Multiple fires, which began burning Tuesday afternoon, continued burning Wednesday morning within about 14 acres of various types of plastics stored both inside and outside buildings at the former factory site in Richmond, 70 miles (113 kilometers) east of Indianapolis, Richmond fire chief Tim Brown said.

“There’s plastics inside buildings, there’s plastics outside buildings, there’s plastics in semitrailers that are throughout the grounds here at the complex, so we’re dealing with many type of plastics. It’s very much a mess,” Brown said.

Brown said a plume of smoke continued rising Wednesday from the site and about 15 firefighters had remained in place overnight working to fight the flames, which he said are contained within the old factory site. He said those fires are “not under control by any means” but he is optimistic crews will make progress Wednesday.

“We were waiting for daylight so we could start aggressively extinguishing the fire,” he said.

Hundreds of people living within a half-mile of the fires were told to leave, although Brown said it’s unclear how many people have been evacuated from around the site. People outside that radius who live downwind of the fire were advised to keep windows closed and pets inside.
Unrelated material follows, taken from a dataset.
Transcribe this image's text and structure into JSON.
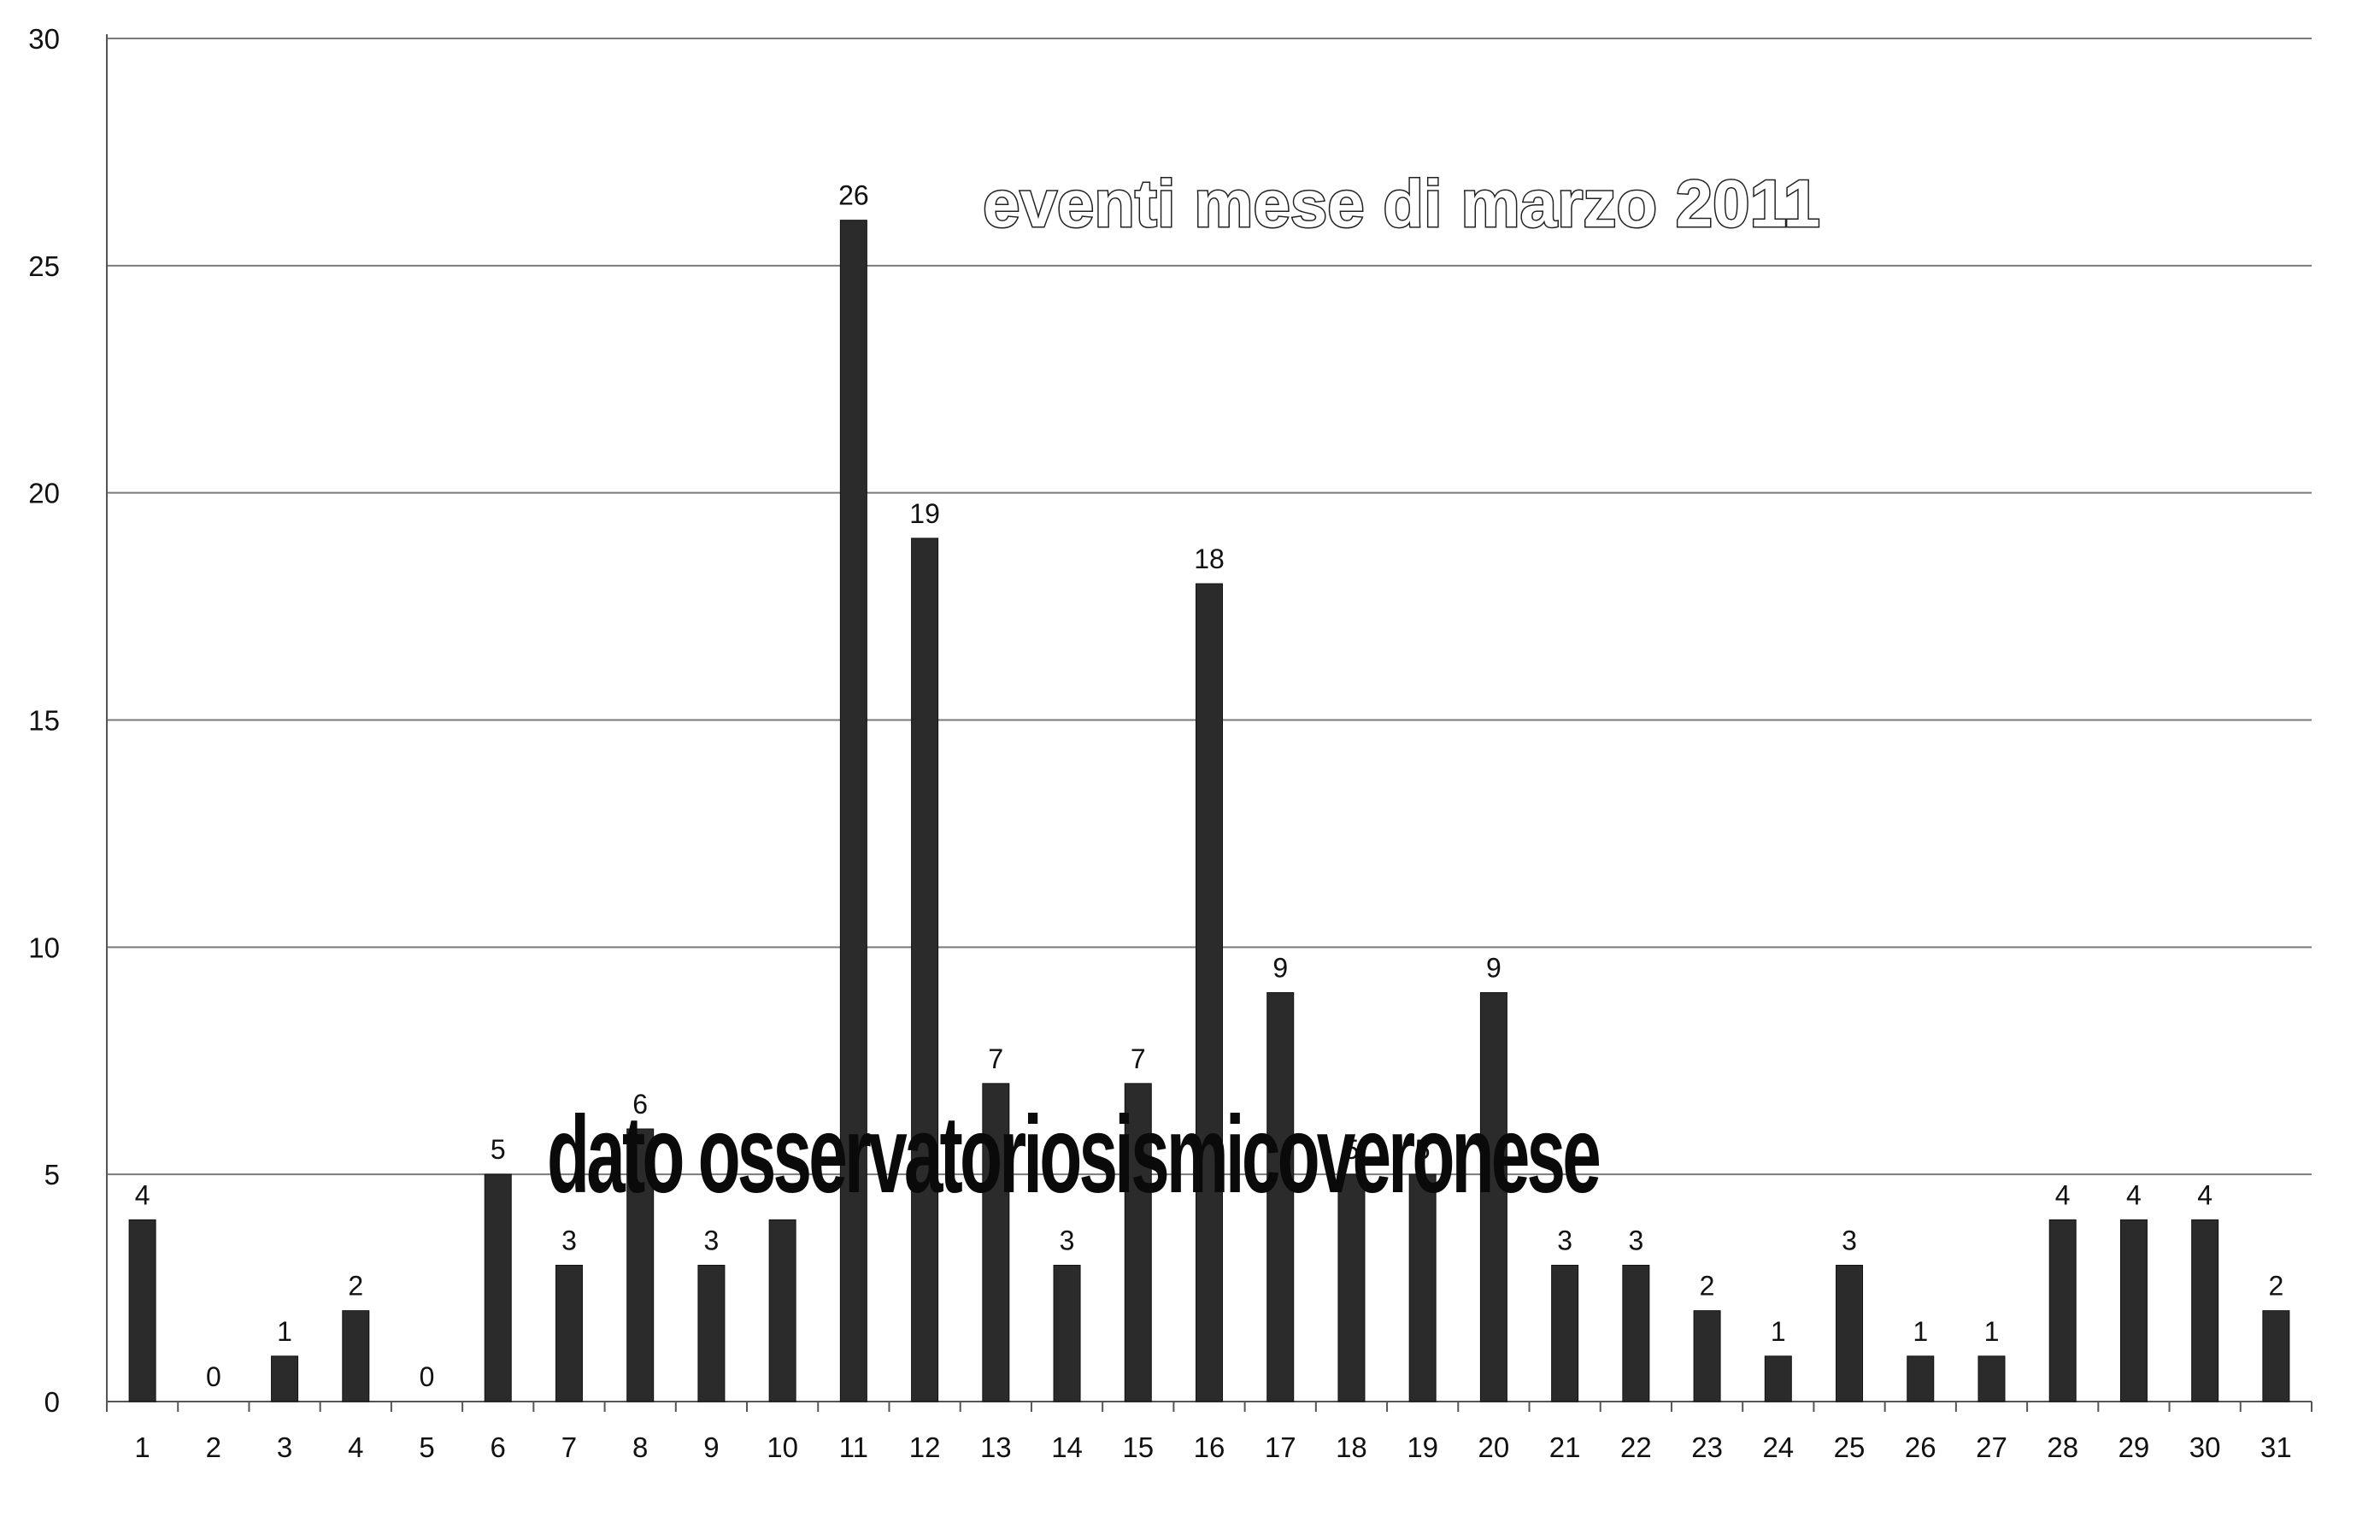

Brown said the evacuation order would remain in place through Wednesday and perhaps into Wednesday night, depending on how much progress crews make in putting out the flames. He said the fire’s cause remains under investigation.

State and federal regulators were at the scene to assess air quality and other environmental impacts at the site, which local officials said has been used to store plastics and other materials for recycling or resale.

Jason Sewell, the on-scene coordinator for the U.S. Environmental Protection Agency, said the agency has been doing roving air sampling outside the evacuation area and into part of nearby Ohio, but no toxic compounds have been detected.

He stressed, however, that smoke is harmful to inhale because it contains particulate matter of different sizes and can contain toxics, and residents should avoid the smoke.

Sewell said air sampling was continuing Wednesday in Richmond, a city of 35,000 residents.

Indiana’s state fire marshal, Steve Jones, said Tuesday “the smoke is definitely toxic” and residents need to get away from the smoke plumes, especially elderly people with respiratory problems. He said that if the wind changes, officials may alter the evacuation order.

“There’s a host of different chemicals that plastics give off when they’re on fire. And so it’s concerning,” Jones said.

Brown said the only injury has been a firefighter who suffered an ankle injury overnight Tuesday while fighting the flames, but was treated and released.

Bethesda Worship Center in Richmond offered temporary shelter for people forced out of their homes, while other agencies were trying to arrange hotel rooms if necessary, Pastor Ken Harris said Tuesday.

Mayor Dave Snow said the site had been under a city order to clean up and remediate the complex, but said the business owner had ignored that order. Snow called that person “a negligent business owner.”